En novembre 2005, la direction d'un magasin Zellers découvre qu'une de ses caissières a enregistré à son compte personnel des points-primes HBC sur des achats faits par des clients.

L'enquête fait la preuve que la salariée a fait ce geste à quelques reprises en octobre et au moins quatre fois le mois suivant.

Lors d'une rencontre avec la directrice des ressources humaines et l'enquêteur, la caissière reconnaît sa faute. Elle invoque toutefois des circonstances atténuantes.

Elle dit avoir transféré les points ainsi obtenus à une fondation de lutte contre le cancer pendant le mois d'octobre.

Zellers menait alors une campagne incitant les membres de son programme de fidélité à verser leurs points à cet organisme.

«Se sentant très interpellée par cette campagne en raison du décès de son frère des suites de cette maladie, la plaignante suggérait aux clients qui n'avaient pas en main leur numéro de membre de porter leurs points à sa propre carte. Elle soutient qu'à chaque occasion, elle a obtenu le consentement préalable du client», écrit la commissaire Lise Lanteigne dans sa décision.

L'enquêteur de Zellers confirme que les points d'octobre ont été versés à la fondation alors qu'elle a gardé dans son compte les points de novembre.

Lors des audiences devant la CRT, la salariée plaide que les transactions qui lui sont reprochées ne peuvent être considérées comme de la fraude. Elle rappelle qu'elle n'a volé aucun bien tangible à l'employeur, les points n'ayant aucune valeur s'ils ne sont pas échangés.

La caissière ajoute que les points crédités sur sa carte représentent une somme insignifiante qui ne lui permet d'acquérir aucun des articles offerts dans le catalogue de primes HBC".

Il faut, par exemple, 90 000 points pour obtenir une carte-cadeau de 10$ de Blockbuster. Ces points nécessitent des achats de 1800$.

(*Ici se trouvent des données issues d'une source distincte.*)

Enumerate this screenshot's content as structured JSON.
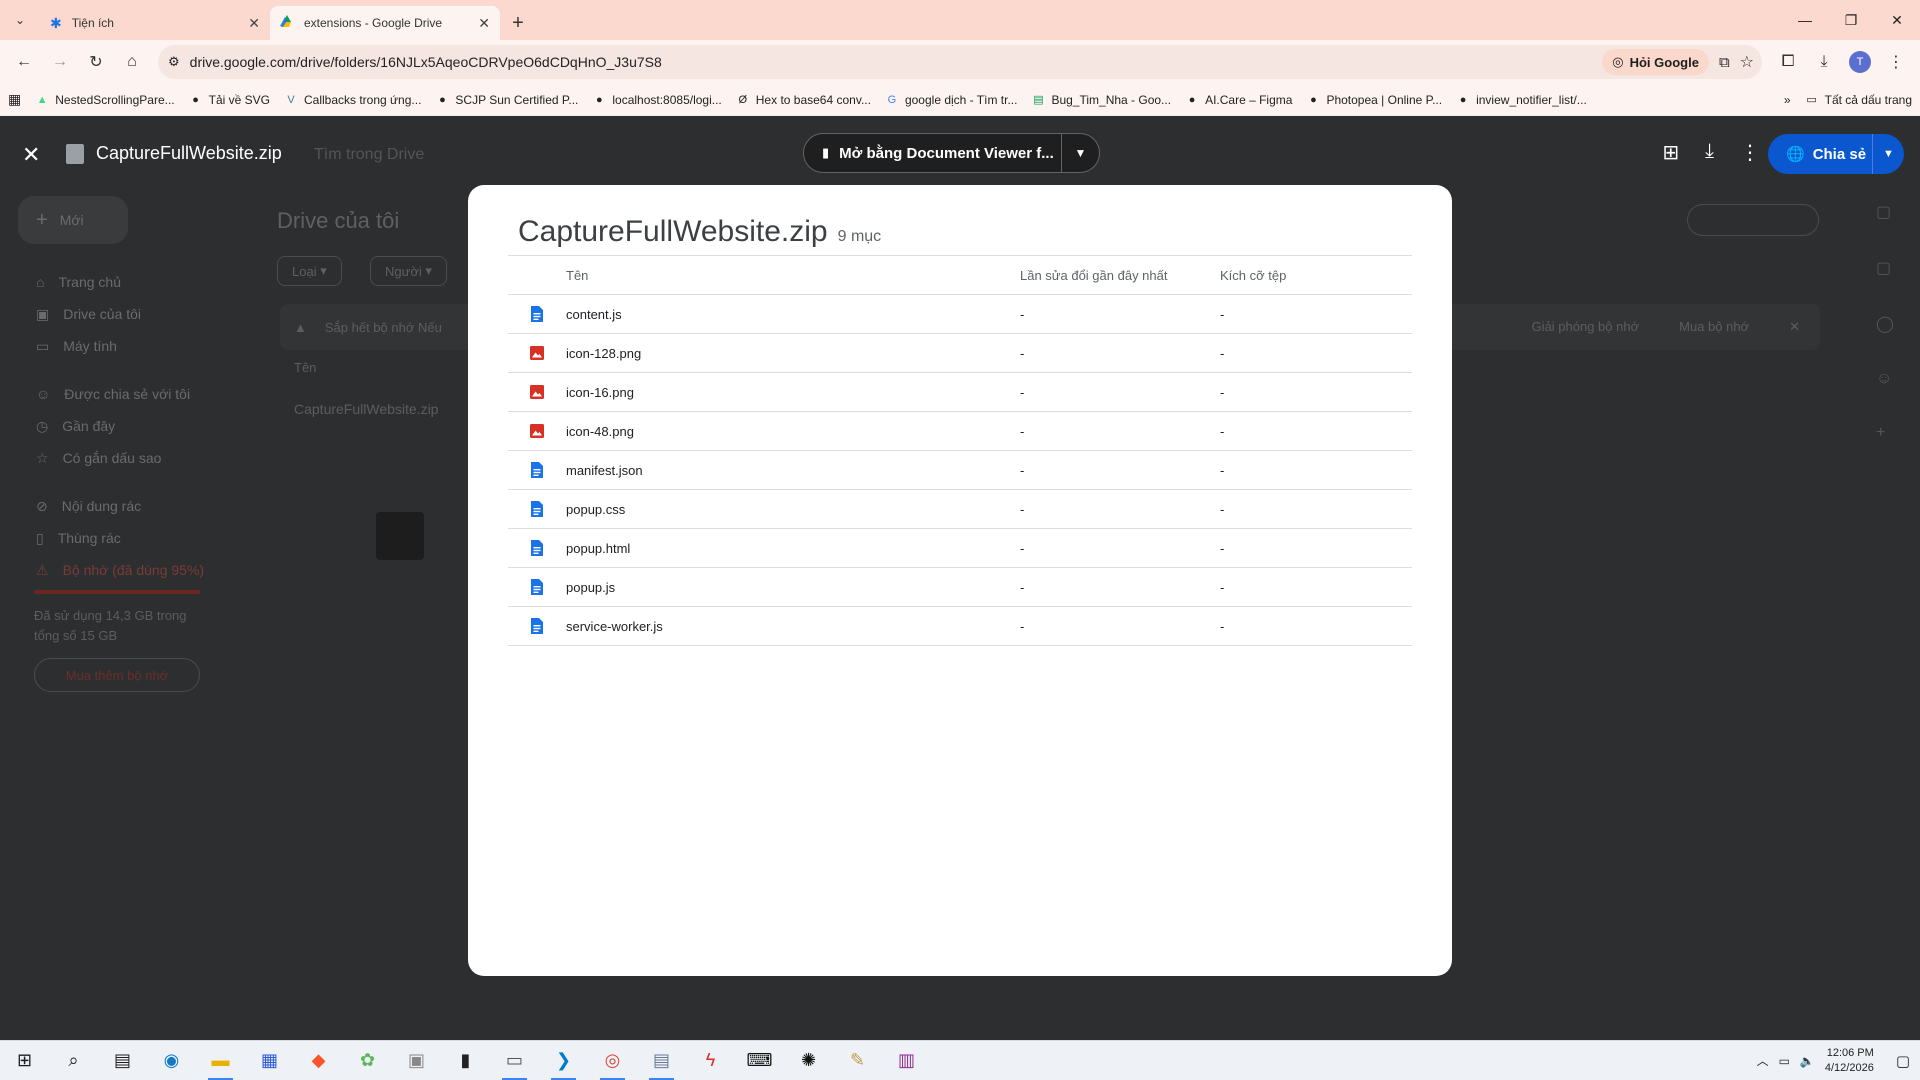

Ces arguments n'ont pas ébranlé la commissaire Lanteigne. «Même si à première vue, la valeur subtilisée peut paraître modeste, il n'en demeure pas moins qu'il s'agit d'un comportement malhonnête. En agissant comme elle le fait (...) elle rompt le lien de confiance nécessaire à la relation employeur-employé», écrit-elle dans sa décision.

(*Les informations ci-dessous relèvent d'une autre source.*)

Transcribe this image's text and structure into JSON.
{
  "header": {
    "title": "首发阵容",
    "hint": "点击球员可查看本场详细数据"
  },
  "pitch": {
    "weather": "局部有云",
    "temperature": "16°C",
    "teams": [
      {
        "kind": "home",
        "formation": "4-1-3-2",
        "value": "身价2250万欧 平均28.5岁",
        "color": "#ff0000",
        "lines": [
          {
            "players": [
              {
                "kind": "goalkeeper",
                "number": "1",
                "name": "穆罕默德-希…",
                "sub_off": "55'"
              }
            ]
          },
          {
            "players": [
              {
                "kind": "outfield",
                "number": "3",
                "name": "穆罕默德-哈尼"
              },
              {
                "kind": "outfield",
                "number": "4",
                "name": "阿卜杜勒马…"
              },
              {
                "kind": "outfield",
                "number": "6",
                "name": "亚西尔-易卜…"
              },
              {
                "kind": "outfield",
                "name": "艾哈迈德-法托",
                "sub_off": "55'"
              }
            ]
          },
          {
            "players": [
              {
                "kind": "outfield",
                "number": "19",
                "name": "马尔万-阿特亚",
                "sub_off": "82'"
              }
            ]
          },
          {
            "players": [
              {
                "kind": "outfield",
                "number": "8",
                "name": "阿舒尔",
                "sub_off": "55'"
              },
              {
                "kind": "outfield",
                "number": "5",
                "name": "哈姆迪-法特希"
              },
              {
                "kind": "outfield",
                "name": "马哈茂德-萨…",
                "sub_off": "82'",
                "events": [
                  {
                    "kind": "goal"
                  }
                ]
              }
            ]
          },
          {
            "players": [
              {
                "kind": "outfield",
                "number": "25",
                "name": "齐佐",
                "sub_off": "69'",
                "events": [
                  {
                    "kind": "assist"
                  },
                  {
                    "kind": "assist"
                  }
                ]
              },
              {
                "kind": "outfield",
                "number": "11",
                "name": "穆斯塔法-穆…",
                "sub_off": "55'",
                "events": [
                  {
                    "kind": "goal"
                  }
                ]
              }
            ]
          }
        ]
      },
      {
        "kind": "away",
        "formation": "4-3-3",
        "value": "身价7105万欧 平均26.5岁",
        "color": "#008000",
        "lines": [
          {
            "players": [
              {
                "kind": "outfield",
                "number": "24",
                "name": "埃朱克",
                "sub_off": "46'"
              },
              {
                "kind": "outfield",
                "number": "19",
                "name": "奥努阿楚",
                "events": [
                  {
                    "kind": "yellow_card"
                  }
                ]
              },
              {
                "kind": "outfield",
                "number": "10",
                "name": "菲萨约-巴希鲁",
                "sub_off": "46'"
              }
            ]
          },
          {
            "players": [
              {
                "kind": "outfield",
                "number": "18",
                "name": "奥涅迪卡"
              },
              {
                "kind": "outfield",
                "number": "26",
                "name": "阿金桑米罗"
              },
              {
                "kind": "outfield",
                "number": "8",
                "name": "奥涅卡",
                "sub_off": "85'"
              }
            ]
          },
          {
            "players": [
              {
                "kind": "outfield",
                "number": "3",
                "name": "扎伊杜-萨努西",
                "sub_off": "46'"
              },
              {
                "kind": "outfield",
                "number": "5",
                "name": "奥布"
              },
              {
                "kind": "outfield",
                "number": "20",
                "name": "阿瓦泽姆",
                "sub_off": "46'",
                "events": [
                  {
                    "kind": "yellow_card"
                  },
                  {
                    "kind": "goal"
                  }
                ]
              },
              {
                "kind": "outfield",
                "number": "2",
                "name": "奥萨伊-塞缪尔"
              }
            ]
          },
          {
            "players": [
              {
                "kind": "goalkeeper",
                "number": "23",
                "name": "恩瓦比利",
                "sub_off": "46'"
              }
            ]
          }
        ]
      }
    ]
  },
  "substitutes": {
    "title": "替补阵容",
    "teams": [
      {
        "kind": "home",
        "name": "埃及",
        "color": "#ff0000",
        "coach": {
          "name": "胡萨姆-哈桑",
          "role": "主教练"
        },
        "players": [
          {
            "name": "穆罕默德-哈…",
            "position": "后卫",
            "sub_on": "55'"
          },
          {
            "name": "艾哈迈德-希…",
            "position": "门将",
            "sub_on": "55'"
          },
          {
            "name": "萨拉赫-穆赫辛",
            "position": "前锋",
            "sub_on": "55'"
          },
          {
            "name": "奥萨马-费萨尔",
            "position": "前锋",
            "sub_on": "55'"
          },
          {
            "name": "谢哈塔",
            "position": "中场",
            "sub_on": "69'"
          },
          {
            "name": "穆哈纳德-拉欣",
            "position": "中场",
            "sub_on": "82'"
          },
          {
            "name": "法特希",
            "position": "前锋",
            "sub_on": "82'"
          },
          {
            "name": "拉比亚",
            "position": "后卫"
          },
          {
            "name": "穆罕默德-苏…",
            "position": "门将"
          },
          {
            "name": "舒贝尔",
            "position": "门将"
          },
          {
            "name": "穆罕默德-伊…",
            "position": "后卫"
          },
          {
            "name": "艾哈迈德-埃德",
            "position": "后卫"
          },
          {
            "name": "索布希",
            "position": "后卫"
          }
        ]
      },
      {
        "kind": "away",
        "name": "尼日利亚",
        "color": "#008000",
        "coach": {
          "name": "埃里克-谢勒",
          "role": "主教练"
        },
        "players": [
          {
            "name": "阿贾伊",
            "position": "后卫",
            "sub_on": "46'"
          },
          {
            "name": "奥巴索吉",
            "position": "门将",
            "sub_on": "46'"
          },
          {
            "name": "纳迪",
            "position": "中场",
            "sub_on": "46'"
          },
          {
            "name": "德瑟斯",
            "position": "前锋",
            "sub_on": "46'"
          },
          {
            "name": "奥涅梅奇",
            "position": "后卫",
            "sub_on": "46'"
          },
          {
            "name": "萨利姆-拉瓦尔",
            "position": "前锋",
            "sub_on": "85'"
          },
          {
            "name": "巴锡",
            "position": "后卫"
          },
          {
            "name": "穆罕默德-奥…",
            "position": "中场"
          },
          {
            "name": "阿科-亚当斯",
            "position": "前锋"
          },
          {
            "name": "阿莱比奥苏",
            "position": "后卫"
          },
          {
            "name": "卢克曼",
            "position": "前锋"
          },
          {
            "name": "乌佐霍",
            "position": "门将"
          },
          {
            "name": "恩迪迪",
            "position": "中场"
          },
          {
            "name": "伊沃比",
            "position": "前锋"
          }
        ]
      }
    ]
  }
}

«La plaignante a abusé de la confiance essentielle à l'exercice de sa fonction. Dans les circonstances, la décision de l'employeur de rompre définitivement le lien d'emploi est justifiée», conclut-elle.

Frais de service

Les vols reprochés à la caissière de Desjardins portent également sur des sommes minimes.

Pendant plusieurs mois, la salariée a évité à des clients, dont son conjoint, le paiement de frais de services de 2,25$ sur des transactions réalisées au comptoir.

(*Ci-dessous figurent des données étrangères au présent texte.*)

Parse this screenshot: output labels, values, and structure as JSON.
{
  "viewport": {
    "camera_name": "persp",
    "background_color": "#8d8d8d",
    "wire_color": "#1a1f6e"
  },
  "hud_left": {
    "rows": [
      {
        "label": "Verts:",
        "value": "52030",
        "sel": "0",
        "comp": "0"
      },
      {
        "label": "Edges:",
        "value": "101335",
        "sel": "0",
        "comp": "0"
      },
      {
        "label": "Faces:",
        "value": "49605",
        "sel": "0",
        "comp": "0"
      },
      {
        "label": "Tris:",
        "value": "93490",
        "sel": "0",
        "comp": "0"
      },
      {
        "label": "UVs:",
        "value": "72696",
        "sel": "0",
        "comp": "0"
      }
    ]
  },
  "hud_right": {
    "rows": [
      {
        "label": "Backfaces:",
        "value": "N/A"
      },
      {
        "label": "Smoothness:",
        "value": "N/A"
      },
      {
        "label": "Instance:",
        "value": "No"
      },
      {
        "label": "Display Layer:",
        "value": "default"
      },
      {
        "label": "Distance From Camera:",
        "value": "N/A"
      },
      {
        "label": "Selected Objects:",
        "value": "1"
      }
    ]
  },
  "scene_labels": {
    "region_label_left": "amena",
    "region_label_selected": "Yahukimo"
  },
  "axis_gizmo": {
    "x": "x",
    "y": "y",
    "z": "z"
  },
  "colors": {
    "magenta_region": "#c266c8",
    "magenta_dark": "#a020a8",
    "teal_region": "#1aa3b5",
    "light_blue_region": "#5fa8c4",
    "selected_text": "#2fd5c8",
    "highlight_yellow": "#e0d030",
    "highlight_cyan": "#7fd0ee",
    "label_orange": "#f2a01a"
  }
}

Elle y parvenait en attribuant leurs chèques à encaisser ou leurs paiements de factures à un folio de dépannage qui servait, par exemple, à échanger sans frais la monnaie d'un particulier pour une somme inférieure à 100$.

Son employeur l'a congédiée en 2005 après avoir découvert et prouvé le stratagème. En avril, l'arbitre du travail Jean-Guy Ménard a réduit la sanction à une suspension de six mois.

Dans sa décision, Me Ménard rappelle l'existence d'un courant de jurisprudence voulant que le congédiement d'un employé coupable de vol ou de fraude n'est pas la sanction automatique.

Me Ménard explique ainsi ce courant: «Dans des circonstances atténuantes particulières, telles que l'absence de préméditation, le caractère isolé de l'acte, la faible valeur de l'objet en cause, l'attitude générale du salarié et son dossier antérieur, le congédiement n'est pas maintenu en arbitrage.»

Me Ménard a jugé que la caissière, au service de Desjardins depuis 28 ans, pouvait bénéficier de circonstances atténuantes. Il a donc annulé son congédiement. Par ailleurs, il a tenu à sanctionner sévèrement la rupture du lien de confiance en lui imposant une suspension de six mois.